Local Actors and National Politics: Rural Amateur Drama
Troupes and Mass Campaigns in Hubei Province, 1949-1953

By Brian Demare


Modern Chinese Literature and Culture, vol. 24, no. 2 (Fall 2012), pp. 129-178


During the first years of the People’s Republic of China (PRC), the newly triumphant Chinese Communist Party (CCP) turned their attention to regime consolidation at the local level. In the countryside, the cementing of Communist rule took the form of land reform and other mass campaigns, which were implemented with the help of an outpouring of pro-Communist propaganda. Among the cultural weapons at the disposal of CCP propagandists, dramatic performances were widely assumed to be the most effective, yet few scholarly studies of art produced under the CCP has directly investigated how drama was utilized to implement national policies at the village level.
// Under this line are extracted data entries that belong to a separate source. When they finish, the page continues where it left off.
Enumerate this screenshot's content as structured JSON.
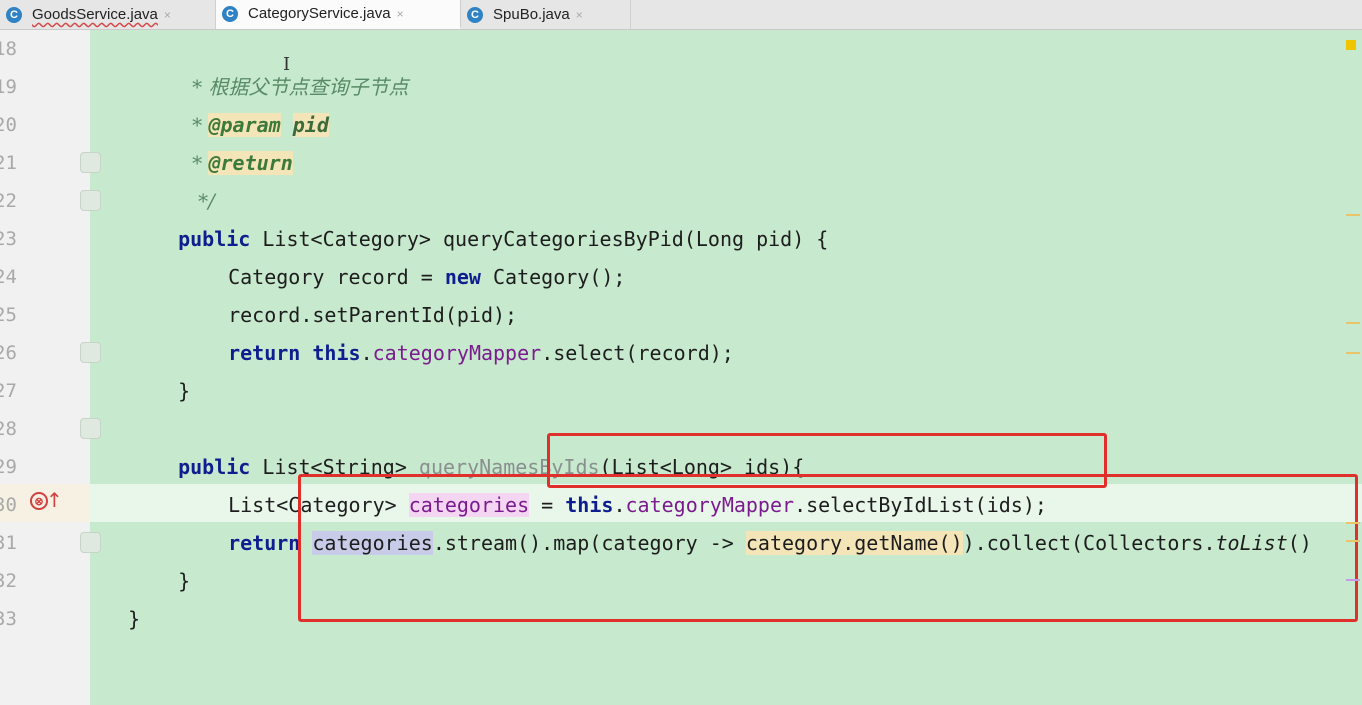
{
  "tabs": [
    {
      "label": "GoodsService.java",
      "icon": "class-icon",
      "letter": "C",
      "active": false
    },
    {
      "label": "CategoryService.java",
      "icon": "class-icon",
      "letter": "C",
      "active": true
    },
    {
      "label": "SpuBo.java",
      "icon": "class-icon",
      "letter": "C",
      "active": false
    }
  ],
  "tab_close": "×",
  "lines": [
    {
      "num": "18"
    },
    {
      "num": "19"
    },
    {
      "num": "20"
    },
    {
      "num": "21"
    },
    {
      "num": "22"
    },
    {
      "num": "23"
    },
    {
      "num": "24"
    },
    {
      "num": "25"
    },
    {
      "num": "26"
    },
    {
      "num": "27"
    },
    {
      "num": "28"
    },
    {
      "num": "29"
    },
    {
      "num": "30"
    },
    {
      "num": "31"
    },
    {
      "num": "32"
    },
    {
      "num": "33"
    }
  ],
  "code": {
    "l18": {
      "star": "* ",
      "text": "根据父节点查询子节点"
    },
    "l19": {
      "star": "* ",
      "tag": "@param",
      "param": "pid"
    },
    "l20": {
      "star": "* ",
      "tag": "@return"
    },
    "l21": {
      "text": "*/"
    },
    "l22": {
      "kw": "public",
      "rest": " List<Category> queryCategoriesByPid(Long pid) {"
    },
    "l23": {
      "a": "Category record = ",
      "kw": "new",
      "b": " Category();"
    },
    "l24": {
      "text": "record.setParentId(pid);"
    },
    "l25": {
      "kw1": "return",
      "kw2": "this",
      "dot": ".",
      "field": "categoryMapper",
      "rest": ".select(record);"
    },
    "l26": {
      "text": "}"
    },
    "l28": {
      "kw": "public",
      "a": " List<String> ",
      "unused": "queryNamesByIds",
      "b": "(List<Long> ids){"
    },
    "l29": {
      "a": "List<Category> ",
      "var": "categories",
      "b": " = ",
      "kw": "this",
      "dot": ".",
      "field": "categoryMapper",
      "rest": ".selectByIdList(ids);"
    },
    "l30": {
      "kw": "return",
      "var": "categories",
      "a": ".stream().map(category -> ",
      "hl": "category.getName()",
      "b": ").collect(Collectors.",
      "it": "toList",
      "c": "()"
    },
    "l31": {
      "text": "}"
    },
    "l32": {
      "text": "}"
    }
  },
  "error_badge": "⊗",
  "error_arrow": "↑",
  "colors": {
    "accent_red": "#e0302b",
    "editor_bg": "#c7e9ce",
    "keyword": "#0f1e8e",
    "field": "#7a1c8e"
  }
}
This study thus aims at uncovering and problematizing the connections between art and politics in the early PRC by exploring the rural drama movement in Hubei Province, which coincided with land reform and other state-building campaigns. Drawing on local gazetteers alongside contemporary reports from cultural workers and critics, this article recreates the province’s cultural infrastructure, both in terms of its institutions and personnel, before discussing how an amateur drama troupe from Caodian Village became the model for a province-wide campaign to build rural drama troupes. Through the investigation of the establishment, creations, performances, and “rectification” of Hubei amateur troupes, this article argues that local art and artists were powerful agents in the implementation of state policies at the local level. Yet the tensions between the dictates of politics and entertainment, as well as the conflicts between personal ambition and party goals, meant that art and politics were never an easy fit in rural Hubei.